O pedido tinha uma justificativa de peso. No Malawi tudo é difícil de comprar, papel não é apenas caro, mas muitas vezes inacessível. Eu precisaria reproduzir os moldes para atender a cada aluno, a maioria refugiados de guerra africanas, que passassem pela oficina. Você deve estar perguntando porque não levei papel pardo em minha bagagem. Papel pesa e minhas malas, além das de meus companheiros, estavam repletas de outros materiais ainda mais difíceis de serem comprados que papéis.
 
Consegui, cerca de 30 revistas o que acreditei ser mais do que suficiente para o que eu precisava. Quando cheguei ao destino final, vi que uma de minhas malas havia sido extraviada e era exatamente a que continha todos os moldes que eu havia passado meses desenvolvendo. Dos moldes, fiz peças piloto não apenas para verificar se a haviam ficado boas, mas também para mostrar aos alunos o que iria surgir a partir daqueles pedaços de papel.
 
Depois de esperar por dois dias e não conseguir saber do paradeiro da mala, caí na real e percebi que tudo estava perdido. Eu não podia esperar mais e comecei a refazer os moldes durante as noites entrando as madrugadas, pois durante o período do dia eu dava aulas. Emendei folha com folha retirada das revistas usando durex, tracei os moldes tentando me lembrar de cada detalhe que mudei no meio do caminho, a partir do que as peças piloto me indicavam.
 
A mala chegou dez dias depois de mim quando eu já não precisava mais. Não foi a primeira vez que tive a mala extraviada. Isso acontece com frequência comigo, principalmente quando o tempo entre as conexões é muito curto.
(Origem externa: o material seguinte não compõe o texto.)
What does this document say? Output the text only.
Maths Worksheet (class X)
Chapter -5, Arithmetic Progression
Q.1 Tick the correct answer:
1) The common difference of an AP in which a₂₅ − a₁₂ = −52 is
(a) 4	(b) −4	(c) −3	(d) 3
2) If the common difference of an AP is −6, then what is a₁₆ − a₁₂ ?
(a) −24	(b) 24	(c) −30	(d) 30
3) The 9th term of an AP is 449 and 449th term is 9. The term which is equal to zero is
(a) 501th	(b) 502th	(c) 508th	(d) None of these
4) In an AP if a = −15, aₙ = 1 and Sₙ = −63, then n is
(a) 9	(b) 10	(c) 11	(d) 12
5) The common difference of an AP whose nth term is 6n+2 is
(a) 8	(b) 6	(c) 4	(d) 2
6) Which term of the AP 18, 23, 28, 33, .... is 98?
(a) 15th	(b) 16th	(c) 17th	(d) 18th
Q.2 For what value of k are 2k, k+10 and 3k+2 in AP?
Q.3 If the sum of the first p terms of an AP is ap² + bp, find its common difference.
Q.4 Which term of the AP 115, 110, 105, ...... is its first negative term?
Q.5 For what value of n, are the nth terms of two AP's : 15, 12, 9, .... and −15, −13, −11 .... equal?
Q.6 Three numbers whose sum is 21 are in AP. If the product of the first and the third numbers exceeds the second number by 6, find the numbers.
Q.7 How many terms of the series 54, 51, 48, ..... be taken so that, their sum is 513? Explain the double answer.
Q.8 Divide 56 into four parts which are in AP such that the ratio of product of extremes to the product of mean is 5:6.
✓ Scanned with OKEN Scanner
Mas foi a primeira vez que “perdi” o que tinha dentro dela.
 
Aprendizado: moldes agora só na bagagem de mão, assim como tudo aquilo que vale muito mais que uma peça de roupa ou um calçado. Hoje estou a caminho de Boa Vista, Roraima. Serão três voos até conseguir chegar onde vou oferecer oficinas de costura para refugiados venezuelanos. Todos os moldes estão à mão, claro, até porque, desta vez, por causa da pandemia, não terei revistas de bordo para me socorrer caso me veja novamente em apuros.